In the circumstances, the unreported decision rendered by Srinivasan, J. in Amaravathi Textile, Madurai v. Arunachalam C.R.P. No. 1898 of 1987, and the ratio laid down by Sivasubramaniam, J. in N.S. Doshi and Co. v. Ganesan 101 L.W.433 : 1987 T.L.N.J. 305, and the ratio of the decision of the Supreme Court reported in Chhotelal Pyarelal v. Saikharchand, can be applied Accordingly C.M.P. No. 5523 and 5524 of 1988 for impleading the other partners, namely, the proposed respondents 2 to 4 are ordered and the landlady (respondent in this C.R.P.) is permitted to amend the cause title of the original petition and all other connected proceedings by adding all the partners of the tenant firm of Ramakrishna & Bros.

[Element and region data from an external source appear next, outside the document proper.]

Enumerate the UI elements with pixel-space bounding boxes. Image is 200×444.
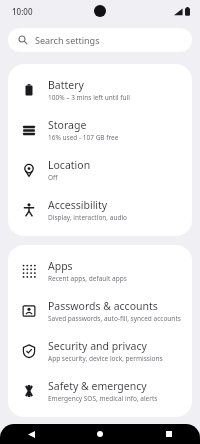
staticText: 10:00 [12, 6, 33, 17]
button[interactable]: Back [22, 425, 40, 443]
button[interactable]: Storage [8, 110, 192, 150]
button[interactable]: Home [91, 425, 109, 443]
staticText: Recent apps, default apps [48, 274, 127, 283]
staticText: Passwords & accounts [48, 299, 158, 313]
button[interactable]: Accessibility [8, 190, 192, 230]
staticText: Off [48, 173, 58, 182]
button[interactable]: Apps [8, 251, 192, 291]
staticText: Battery [48, 78, 84, 92]
staticText: 16% used - 107 GB free [48, 133, 119, 142]
staticText: Safety & emergency [48, 379, 147, 393]
staticText: Emergency SOS, medical info, alerts [48, 394, 158, 403]
button[interactable]: Passwords & accounts [8, 291, 192, 331]
button[interactable]: Recent apps [160, 425, 178, 443]
button[interactable]: Search settings [8, 28, 192, 52]
staticText: Security and privacy [48, 339, 147, 353]
button[interactable]: Security and privacy [8, 331, 192, 371]
staticText: Saved passwords, auto-fill, synced accou… [48, 314, 181, 323]
button[interactable]: Location [8, 150, 192, 190]
button[interactable]: Digital Wellbeing and parental controls [8, 432, 192, 438]
button[interactable]: Safety & emergency [8, 371, 192, 411]
staticText: Location [48, 158, 91, 172]
staticText: Apps [48, 259, 73, 273]
button[interactable]: Battery [8, 70, 192, 110]
staticText: 100% – 3 mins left until full [48, 93, 130, 102]
staticText: App security, device lock, permissions [48, 354, 163, 363]
staticText: Accessibility [48, 198, 108, 212]
staticText: Digital Wellbeing and parental controls [48, 432, 182, 438]
staticText: Display, interaction, audio [48, 213, 128, 222]
staticText: Search settings [35, 34, 100, 46]
staticText: Storage [48, 118, 87, 132]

As the revision is now allowed only on the question of maintainability of the eviction petition, I have not gone into the merits of the case and they are left open to be decided after the proposed parties are impleaded. 10. In the result, the revision is allowed, and the matter is remitted back for fresh disposal to the Appellate Authority, who is directed to give an opportunity to the newly added respondents to file counter statements in answer to the application for eviction and to give opportunity to them to adduce necessary evidence and thereafter consider the entire documentary and oral evidence afresh and dispose of the matter on merits as expeditiously as possible, in any event, within three months from the date of receipt of this order. However, in the circumstances of the case, there will be no order as to costs in this revision.